Managing high-volume entities

Options
Center of Excellence
edited April 2023 in Best Practices

1. Abstract

In complex environments, it happens to manage elements with a high volume. In such cases, it is crucial to identify the possible cascading effects on the rest of the model and what measures need to be taken when loading entities with millions of elements and evaluate in advance the possible impact on cubes, procedures and application usage.

2. Context

The customer requirement is to run a detailed analysis that includes a high-volume entity. Before accommodating the request is important to evaluate the possible alternatives to the load and be aware of all the impacts.

3. Content

Before considering the potential impact on the data model when huge volumes are loaded, it’s essential to understand if this action is needed to achieve the customer requirements. It’s always preferable to run the analysis and calculations at an aggregate level or filter the inbound information to limit the volume of data.

Clearly, this suggested approach is not always possible, but it makes sense to start the conversation in that terms to try to limit the complexity.

Below is an example of interaction with the customer to evaluate if the load of a high-volume entity is really the only option.

Once identified that the only option is to load the high-volume entity, please consider the following:

  • Cubes creation & master data management:
    • Avoid combining more than one high-volume entity in the same cube structure;
    • The high-volume entity should be included in the sparse structure.
    • Avoid setting the max item number as Auto but instead, estimate a realistic number; If it’s critical to define a realistic max item number, leave it as Auto but make it the only entity with the Auto max number assigned. In this way, Board will allocate all the available space to the growth of this entity.
    • Load only transactional data: load only occurrences with data assigned and not the entire data set coming from the Master data table – even if properly filtered;
    • Set up a consistent process to clean the sparsity periodically to keep the volume under control and clean from unused/out-of-date combinations.

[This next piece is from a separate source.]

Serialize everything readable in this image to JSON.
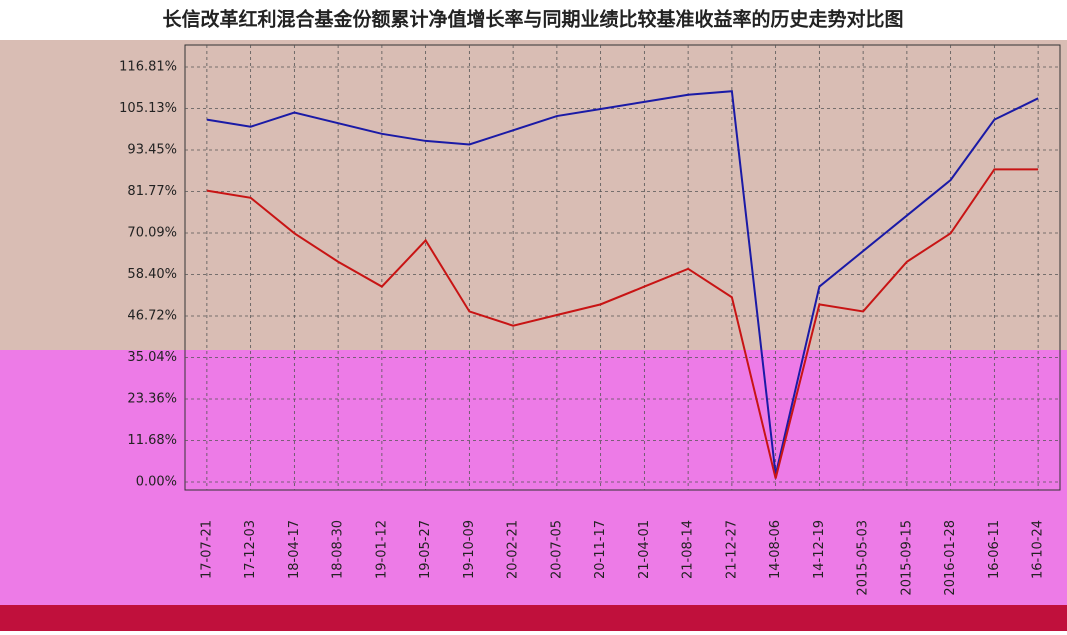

  • The impact is different if the high-volume entity is needed for reporting purposes or if some complex or simple calculations need to be executed at that level. In both cases, consider the following:
    • Identify and/or create a parent entity, an aggregation, needed for executing the analysis or running the calculations.
    • If the high-volume entity is needed for reporting purposes:
      • Create reports that are at an aggregated level in the landing state and reach the details with a drill down/drill to screen approach – this is a way to guarantee that the information will be queried with predefined filters.
      • Make sure to always set the appropriate filters – directly on the screen/through procedures or leveraging the security – so that a subset of the detailed entity needs to be rendered on the screen Additional note: In case of end users have the right to modify the layout or introduce the high-volume entity within the axis through the quick layout functionality, it is possible to take advantage of the memory consumption optimization with the LayoutResponseMaxCells parameter to avoid unnoticed layout execution. The runaway query will protect the server to be saturated and prevent wider effects on the rest of the system which could be impacted by a lack of available RAM that lead to bad performances.
    • If the high-volume entity is needed in procedures for calculation purposes:
      • Prefer fixed selection on parent entities and avoid the use of select based on cube – this because the select based on cube has a limit on the number of members that can be selected (+20k). This limit is not fixed but dependent on the entity configuration such as the code length.
      • Simplify the calculation by segregating it into different steps keeping no more than 3 blocks for each dataflow
      • Align the cube dimensions before executing the calculation – better performances are expected using cubes that share the same spare structure.

  • In a complex situation where it is not possible to work on an aggregated level, evaluate the possibility of creating a multi-data model environment where the high-volume entity is segregated.For example, in a situation where we need to load millions of transactions – we can evaluate creating a data model for each retailer, grouping stores, dividing them into different data models to reduce the volume managed by the single. This is really an exceptional case and not the common scenario.

All these considerations are made to help the consultant to consider all the possible implications of managing entities with large volumes of data. The objective is not to give a process to be followed step by step regardless of the context.